Bendice nuestro pan, nuestras aguas y además nos quita toda enfermedad: “Pero al fin llegó la hora en que él se dio cuenta de que yo no iba a figurar entre sus afortunadas excepciones. El iba a tener que acompañarme a mí y a mi esposa, Lois, mientras atravesáramos ese último tramo de mi camino alcohólico. Muy característicamente, encontró el valor para decirnos, comedida y francamente, la pura verdad. Ni por mis recursos, ni con la ayuda de los suyos, ni por otro medio que él supiera, yo no podría dejar de beber; en un espacio de un año, tal vez, me tendrían confinado en un manicomio, o yo habría sufrido unas graves lesiones cerebrales o estaría muerto.”  Bill Wilson; El Lenguaje del Corazón”; pág. 244

La promesa es de Él.  Si le servimos tendremos garantía de la comida y la bebida, pero también de algo mucho más grandioso: Quitará de nosotros toda enfermedad.  Bill Wilson fue sanado de esa terrible enfermedad incurable. Lo que no pudo hacer el ser humano con limitada ciencia lo pudo hacer Dios y Bill Wilson le sirvió toda su vida.  En mi caso, he sido sanado de toda enfermedad por mi Señor.  En los últimos siete años no he visitado para nada a ningún médico (antes lo hice por una gripe en diez años), ni padezco (ni padeceré) de ninguna de las enfermedades modernas: hipertensión, diabetes, corazón, etc.  De ninguna: “Mas a Jehová vuestro Dios serviréis, y él bendecirá tu pan y tus aguas; y yo quitaré toda enfermedad de en medio de ti.”  Exo.23:25.

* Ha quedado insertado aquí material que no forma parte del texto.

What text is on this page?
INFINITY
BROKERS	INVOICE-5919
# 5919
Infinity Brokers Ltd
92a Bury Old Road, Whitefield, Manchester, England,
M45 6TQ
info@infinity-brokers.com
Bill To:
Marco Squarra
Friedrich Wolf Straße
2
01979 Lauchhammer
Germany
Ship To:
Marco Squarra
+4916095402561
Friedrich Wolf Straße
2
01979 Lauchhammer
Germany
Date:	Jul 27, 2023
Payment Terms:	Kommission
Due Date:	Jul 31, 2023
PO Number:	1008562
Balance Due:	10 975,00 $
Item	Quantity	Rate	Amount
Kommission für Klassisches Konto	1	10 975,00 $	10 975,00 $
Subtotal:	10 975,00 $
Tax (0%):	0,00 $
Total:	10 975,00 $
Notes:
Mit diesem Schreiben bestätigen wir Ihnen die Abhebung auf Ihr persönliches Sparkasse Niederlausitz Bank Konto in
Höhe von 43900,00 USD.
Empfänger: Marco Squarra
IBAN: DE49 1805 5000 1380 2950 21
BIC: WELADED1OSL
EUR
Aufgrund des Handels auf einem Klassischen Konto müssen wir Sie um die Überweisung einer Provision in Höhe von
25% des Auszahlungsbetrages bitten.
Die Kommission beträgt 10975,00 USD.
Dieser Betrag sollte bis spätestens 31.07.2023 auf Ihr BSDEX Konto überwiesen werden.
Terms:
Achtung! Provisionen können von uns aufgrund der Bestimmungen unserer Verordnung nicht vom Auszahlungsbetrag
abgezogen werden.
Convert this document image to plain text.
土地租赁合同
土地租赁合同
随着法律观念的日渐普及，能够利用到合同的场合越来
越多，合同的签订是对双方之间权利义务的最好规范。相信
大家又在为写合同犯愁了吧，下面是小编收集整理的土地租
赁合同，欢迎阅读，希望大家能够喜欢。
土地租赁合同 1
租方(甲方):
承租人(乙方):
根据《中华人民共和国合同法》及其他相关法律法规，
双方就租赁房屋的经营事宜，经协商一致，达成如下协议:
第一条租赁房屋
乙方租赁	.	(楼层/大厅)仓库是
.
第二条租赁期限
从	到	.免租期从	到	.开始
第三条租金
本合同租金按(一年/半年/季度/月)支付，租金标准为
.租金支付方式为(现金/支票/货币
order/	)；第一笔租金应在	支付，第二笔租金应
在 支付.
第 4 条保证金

Padre, gracias porque Tú eres nuestro sanador, eres quien bendice nuestro pan y nuestras aguas, quien además cura toda enfermedad entre nosotros.  Que la disposición de servirte siempre esté en nosotros para tu gloria, en el nombre de Jesús, amén.  Tu hermano y amigo Daniel Aragón. Feliz día en el Señor.